Historic vehicle used to motivate young engineers to develop future auto technologies

America’s Car Museum (ACM) will highlight a 1961 Chrysler 300G in the Cobo Center in Detroit from April 22-24, showcasing the vintage automobile to competitors and attendees at the 10th Shell Eco-marathon Americas.

The Shell Eco-marathon challenges student teams around the world to design, build, test and drive ultra-energy-efficient vehicles. The international program holds annual competitions in Asia, America and Europe.

While the Chrysler 300G is considered the first American muscle car, it was also technologically advanced in its heyday. Barely achieving over 10 mpg, this particular vehicle offers competitors and attendees-many in middle and high school-to see just how far automotive engineering has come in the last 55 years.

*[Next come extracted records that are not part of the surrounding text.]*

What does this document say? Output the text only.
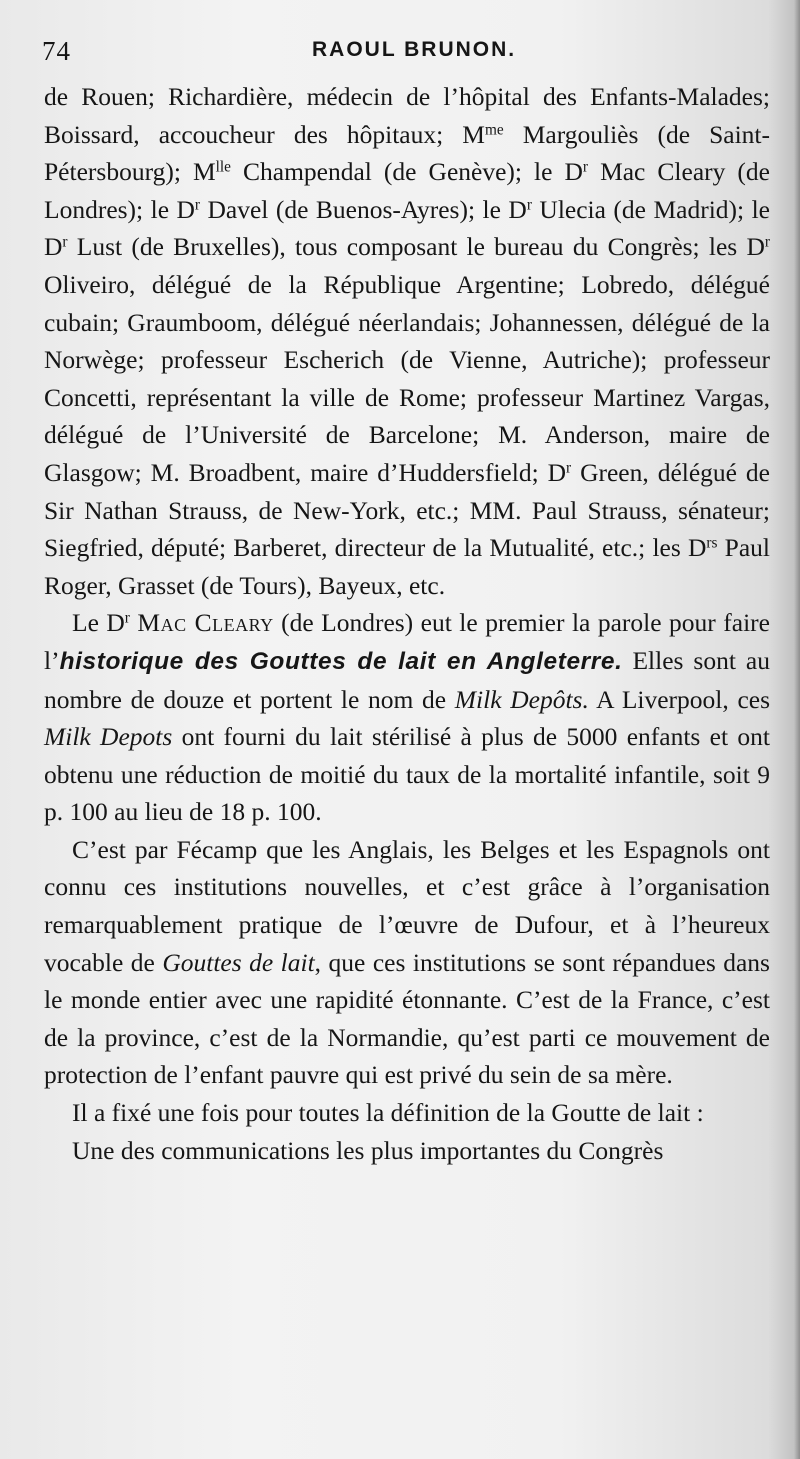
74	RAOUL BRUNON.

de Rouen; Richardière, médecin de l’hôpital des Enfants-Malades; Boissard, accoucheur des hôpitaux; $M^{me}$ Margouliès (de Saint-Pétersbourg); $M^{lle}$ Champendal (de Genève); le $D^r$ Mac Cleary (de Londres); le $D^r$ Davel (de Buenos-Ayres); le $D^r$ Ulecia (de Madrid); le $D^r$ Lust (de Bruxelles), tous composant le bureau du Congrès; les $D^r$ Oliveiro, délégué de la République Argentine; Lobredo, délégué cubain; Graumboom, délégué néerlandais; Johannessen, délégué de la Norwège; professeur Escherich (de Vienne, Autriche); professeur Concetti, représentant la ville de Rome; professeur Martinez Vargas, délégué de l’Université de Barcelone; M. Anderson, maire de Glasgow; M. Broadbent, maire d’Huddersfield; $D^r$ Green, délégué de Sir Nathan Strauss, de New-York, etc.; MM. Paul Strauss, sénateur; Siegfried, député; Barberet, directeur de la Mutualité, etc.; les $D^{rs}$ Paul Roger, Grasset (de Tours), Bayeux, etc.

Le $D^r$ Mac Cleary (de Londres) eut le premier la parole pour faire l’historique des Gouttes de lait en Angleterre. Elles sont au nombre de douze et portent le nom de Milk Depôts. A Liverpool, ces Milk Depots ont fourni du lait stérilisé à plus de 5000 enfants et ont obtenu une réduction de moitié du taux de la mortalité infantile, soit 9 p. 100 au lieu de 18 p. 100.

C’est par Fécamp que les Anglais, les Belges et les Espagnols ont connu ces institutions nouvelles, et c’est grâce à l’organisation remarquablement pratique de l’œuvre de Dufour, et à l’heureux vocable de Gouttes de lait, que ces institutions se sont répandues dans le monde entier avec une rapidité étonnante. C’est de la France, c’est de la province, c’est de la Normandie, qu’est parti ce mouvement de protection de l’enfant pauvre qui est privé du sein de sa mère.

Il a fixé une fois pour toutes la définition de la Goutte de lait :

Une des communications les plus importantes du Congrès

“It’s great to have the opportunity to have a presence at Shell Eco-marathon Americas and raise awareness of vintage automotive technology to the thousands of attendees that come to this competition every year,” said ACM CEO David Madeira. “We commend Shell for taking steps to encourage students to apply themselves in projects such as this.”

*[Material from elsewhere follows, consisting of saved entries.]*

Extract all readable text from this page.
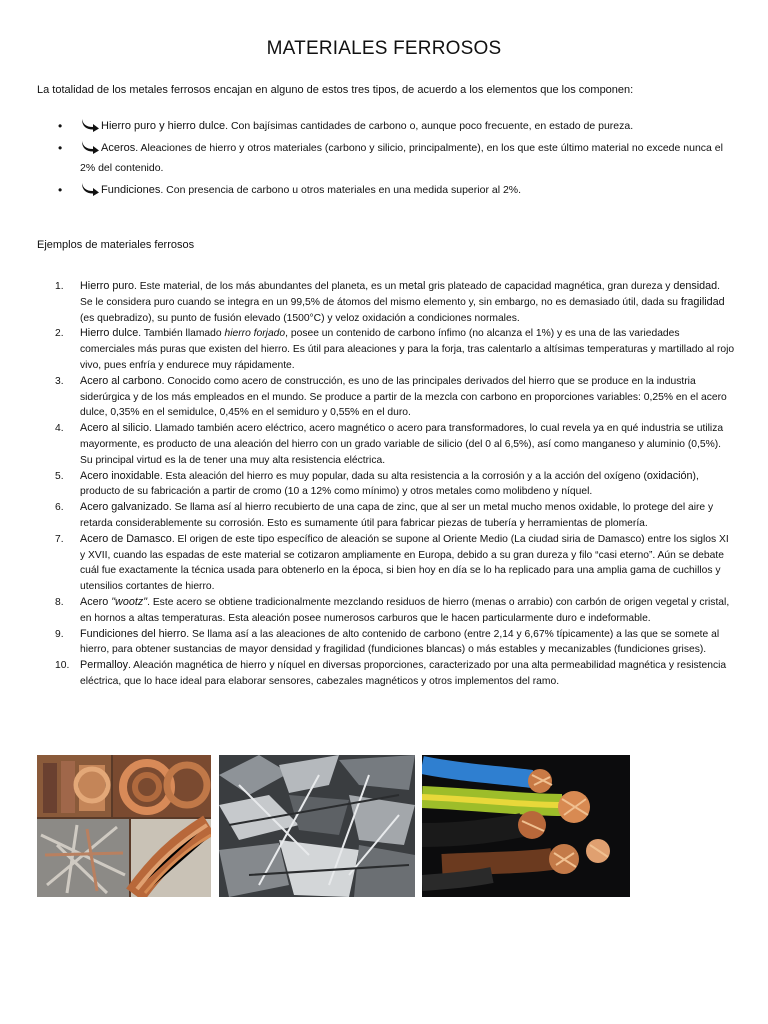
MATERIALES FERROSOS
La totalidad de los metales ferrosos encajan en alguno de estos tres tipos, de acuerdo a los elementos que los componen:
•	Hierro puro y hierro dulce. Con bajísimas cantidades de carbono o, aunque poco frecuente, en estado de pureza.
•	Aceros. Aleaciones de hierro y otros materiales (carbono y silicio, principalmente), en los que este último material no excede nunca el 2% del contenido.
•	Fundiciones. Con presencia de carbono u otros materiales en una medida superior al 2%.
Ejemplos de materiales ferrosos
1.	Hierro puro. Este material, de los más abundantes del planeta, es un metal gris plateado de capacidad magnética, gran dureza y densidad. Se le considera puro cuando se integra en un 99,5% de átomos del mismo elemento y, sin embargo, no es demasiado útil, dada su fragilidad (es quebradizo), su punto de fusión elevado (1500°C) y veloz oxidación a condiciones normales.
2.	Hierro dulce. También llamado hierro forjado, posee un contenido de carbono ínfimo (no alcanza el 1%) y es una de las variedades comerciales más puras que existen del hierro. Es útil para aleaciones y para la forja, tras calentarlo a altísimas temperaturas y martillado al rojo vivo, pues enfría y endurece muy rápidamente.
3.	Acero al carbono. Conocido como acero de construcción, es uno de las principales derivados del hierro que se produce en la industria siderúrgica y de los más empleados en el mundo. Se produce a partir de la mezcla con carbono en proporciones variables: 0,25% en el acero dulce, 0,35% en el semidulce, 0,45% en el semiduro y 0,55% en el duro.
4.	Acero al silicio. Llamado también acero eléctrico, acero magnético o acero para transformadores, lo cual revela ya en qué industria se utiliza mayormente, es producto de una aleación del hierro con un grado variable de silicio (del 0 al 6,5%), así como manganeso y aluminio (0,5%). Su principal virtud es la de tener una muy alta resistencia eléctrica.
5.	Acero inoxidable. Esta aleación del hierro es muy popular, dada su alta resistencia a la corrosión y a la acción del oxígeno (oxidación), producto de su fabricación a partir de cromo (10 a 12% como mínimo) y otros metales como molibdeno y níquel.
6.	Acero galvanizado. Se llama así al hierro recubierto de una capa de zinc, que al ser un metal mucho menos oxidable, lo protege del aire y retarda considerablemente su corrosión. Esto es sumamente útil para fabricar piezas de tubería y herramientas de plomería.
7.	Acero de Damasco. El origen de este tipo específico de aleación se supone al Oriente Medio (La ciudad siria de Damasco) entre los siglos XI y XVII, cuando las espadas de este material se cotizaron ampliamente en Europa, debido a su gran dureza y filo “casi eterno”. Aún se debate cuál fue exactamente la técnica usada para obtenerlo en la época, si bien hoy en día se lo ha replicado para una amplia gama de cuchillos y utensilios cortantes de hierro.
8.	Acero "wootz". Este acero se obtiene tradicionalmente mezclando residuos de hierro (menas o arrabio) con carbón de origen vegetal y cristal, en hornos a altas temperaturas. Esta aleación posee numerosos carburos que le hacen particularmente duro e indeformable.
9.	Fundiciones del hierro. Se llama así a las aleaciones de alto contenido de carbono (entre 2,14 y 6,67% típicamente) a las que se somete al hierro, para obtener sustancias de mayor densidad y fragilidad (fundiciones blancas) o más estables y mecanizables (fundiciones grises).
10. Permalloy. Aleación magnética de hierro y níquel en diversas proporciones, caracterizado por una alta permeabilidad magnética y resistencia eléctrica, que lo hace ideal para elaborar sensores, cabezales magnéticos y otros implementos del ramo.
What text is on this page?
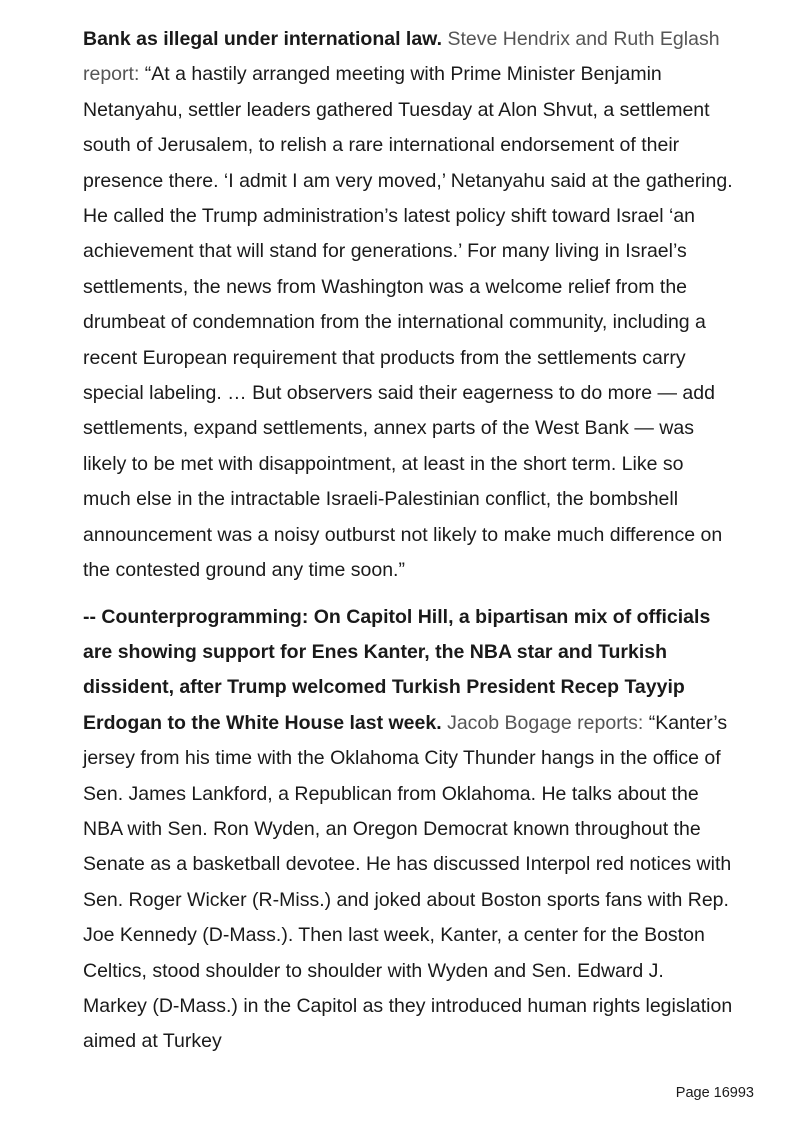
Bank as illegal under international law. Steve Hendrix and Ruth Eglash report: “At a hastily arranged meeting with Prime Minister Benjamin Netanyahu, settler leaders gathered Tuesday at Alon Shvut, a settlement south of Jerusalem, to relish a rare international endorsement of their presence there. ‘I admit I am very moved,’ Netanyahu said at the gathering. He called the Trump administration’s latest policy shift toward Israel ‘an achievement that will stand for generations.’ For many living in Israel’s settlements, the news from Washington was a welcome relief from the drumbeat of condemnation from the international community, including a recent European requirement that products from the settlements carry special labeling. … But observers said their eagerness to do more — add settlements, expand settlements, annex parts of the West Bank — was likely to be met with disappointment, at least in the short term. Like so much else in the intractable Israeli-Palestinian conflict, the bombshell announcement was a noisy outburst not likely to make much difference on the contested ground any time soon.”

-- Counterprogramming: On Capitol Hill, a bipartisan mix of officials are showing support for Enes Kanter, the NBA star and Turkish dissident, after Trump welcomed Turkish President Recep Tayyip Erdogan to the White House last week. Jacob Bogage reports: “Kanter’s jersey from his time with the Oklahoma City Thunder hangs in the office of Sen. James Lankford, a Republican from Oklahoma. He talks about the NBA with Sen. Ron Wyden, an Oregon Democrat known throughout the Senate as a basketball devotee. He has discussed Interpol red notices with Sen. Roger Wicker (R-Miss.) and joked about Boston sports fans with Rep. Joe Kennedy (D-Mass.). Then last week, Kanter, a center for the Boston Celtics, stood shoulder to shoulder with Wyden and Sen. Edward J. Markey (D-Mass.) in the Capitol as they introduced human rights legislation aimed at Turkey

Page 16993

Shell Oil Co. recently signed a five-year contract with ACM to become an Official Provider of America’s Car Museum and took part in “The Drive Home,” the Museum’s 3000-mile, cross-country winter journey to the 2016 North American International Auto Show. ACM rallied three vintage cars, including the Chrysler 300G on display.

Educational initiatives are a core aspect of ACM as visitors to the Museum are encouraged to learn about the historical context of all vehicles on display. Additionally, ACM further promotes automotive career opportunities supported by several annual automotive events held in Tacoma, Washington, and through sponsors.

“America’s Car Museum is an educational center that offers programs for students of all ages to apply themselves in science, technology, engineering and math,” said Madeira. “This is in addition to the Hagerty Education Program at America’s Car Museum, which provides young adults with opportunities to gain hands-on experience in automotive restoration from skilled craftsmen and artisans.”